C.J. Fiedorowicz is the rare tight end who combines pass-catching and blocking ability. The Texans seem to have been extremely happy with his development -- a fact that's borne out by their usage at the position. According to ESPN's Mike Clay, during head coach Bill O'Brien's first two seasons with the Texans, 12 percent of the team's targets were directed at the tight end position. Last year, that mark nearly tripled to 31 percent. Houston had two or more tight ends on the field for 24 percent of its offensive snaps in 2014, 20 percent in 2015, and 20 percent in 2016.
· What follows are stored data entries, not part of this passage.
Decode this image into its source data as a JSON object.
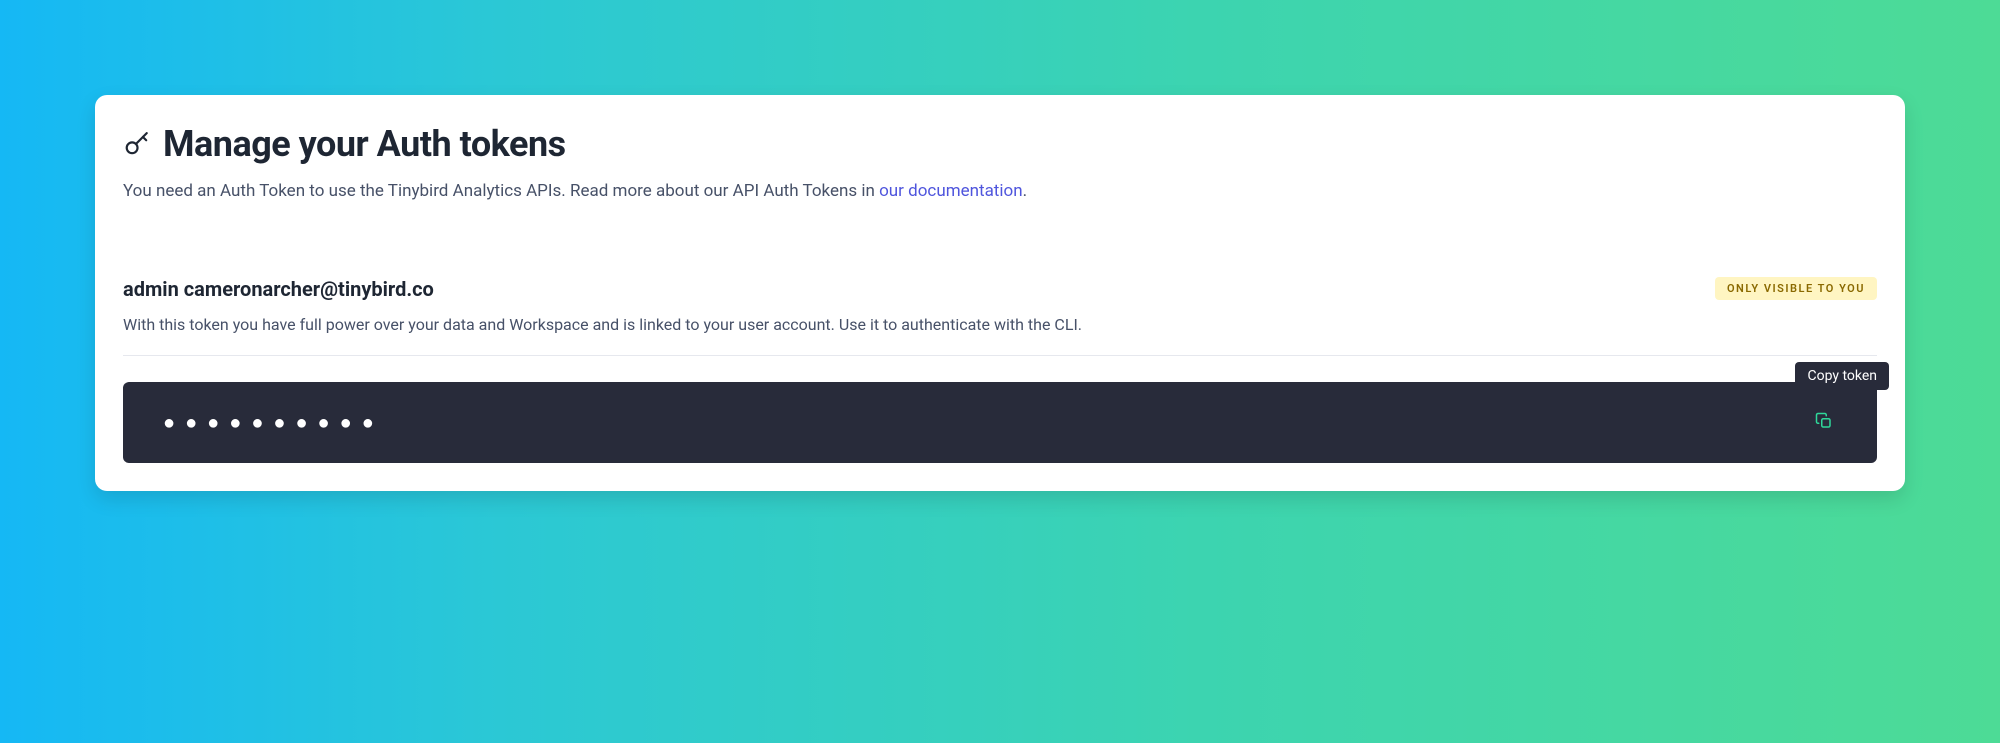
{
  "page": {
    "title": "Manage your Auth tokens",
    "description_prefix": "You need an Auth Token to use the Tinybird Analytics APIs. Read more about our API Auth Tokens in ",
    "description_link": "our documentation",
    "description_suffix": "."
  },
  "token": {
    "name": "admin cameronarcher@tinybird.co",
    "visibility_badge": "ONLY VISIBLE TO YOU",
    "description": "With this token you have full power over your data and Workspace and is linked to your user account. Use it to authenticate with the CLI.",
    "masked_value": "●●●●●●●●●●",
    "copy_tooltip": "Copy token"
  }
}
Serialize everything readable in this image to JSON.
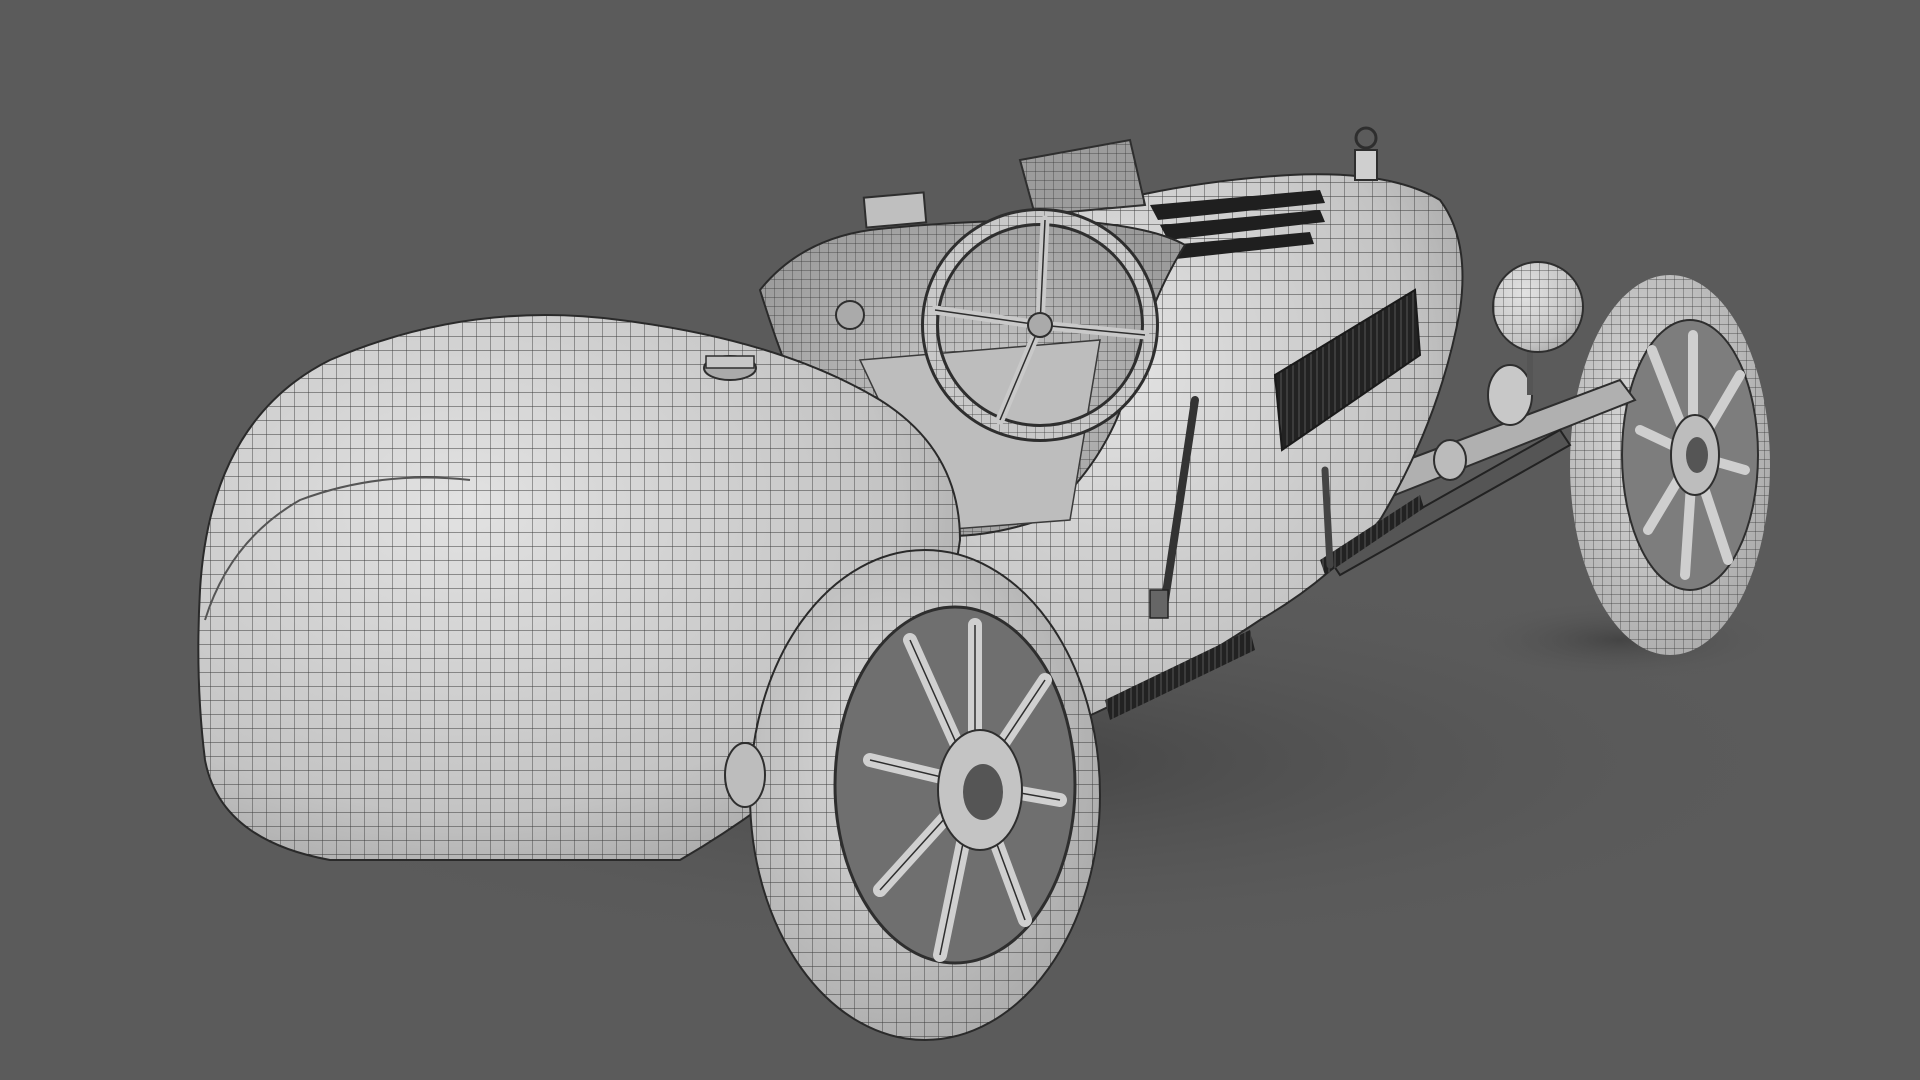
{
  "scene": {
    "background_color": "#5a5a5a",
    "floor_shadow_color": "#474747",
    "subject": "vintage-race-car-wireframe-render",
    "body_fill": "#d4d4d4",
    "body_shade": "#a9a9a9",
    "wire_color": "#2e2e2e",
    "dark_detail": "#1f1f1f"
  }
}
The question then becomes whether some of Fiedorowicz's increased action was due to the presence of QB Brock Osweiler. Of Osweiler's 557 aimed throws, Clay reports 31.6 percent were directed at a TE. Of Tom Savage's 70 aimed throws, only 24.3 percent went to a TE (although Fiedorowicz did miss one of his games). With Osweiler now gone and WRs Braxton Miller and Will Fuller entering year two of their NFL careers, there could be fewer throws to the TE position this season. In addition, the Texans retained fellow tight end Ryan Griffin, who had a career season in 2016, catching 50 passes of his own while working in tandem with Fiedorowicz. The potentially limiting factors are a concern.
2017 Bottom Line
Fiedorowicz's ability to both block and catch give him the edge over Griffin. After the Texans ranked 31st in the NFL in red-zone offense last season, they'll be focused on improving in that area. Could Fiedorowicz be more of a factor there? It's possible. But Texans TEs are more waiver wire fodder (or cheap DFS plays) than players meriting an investment of draft capital.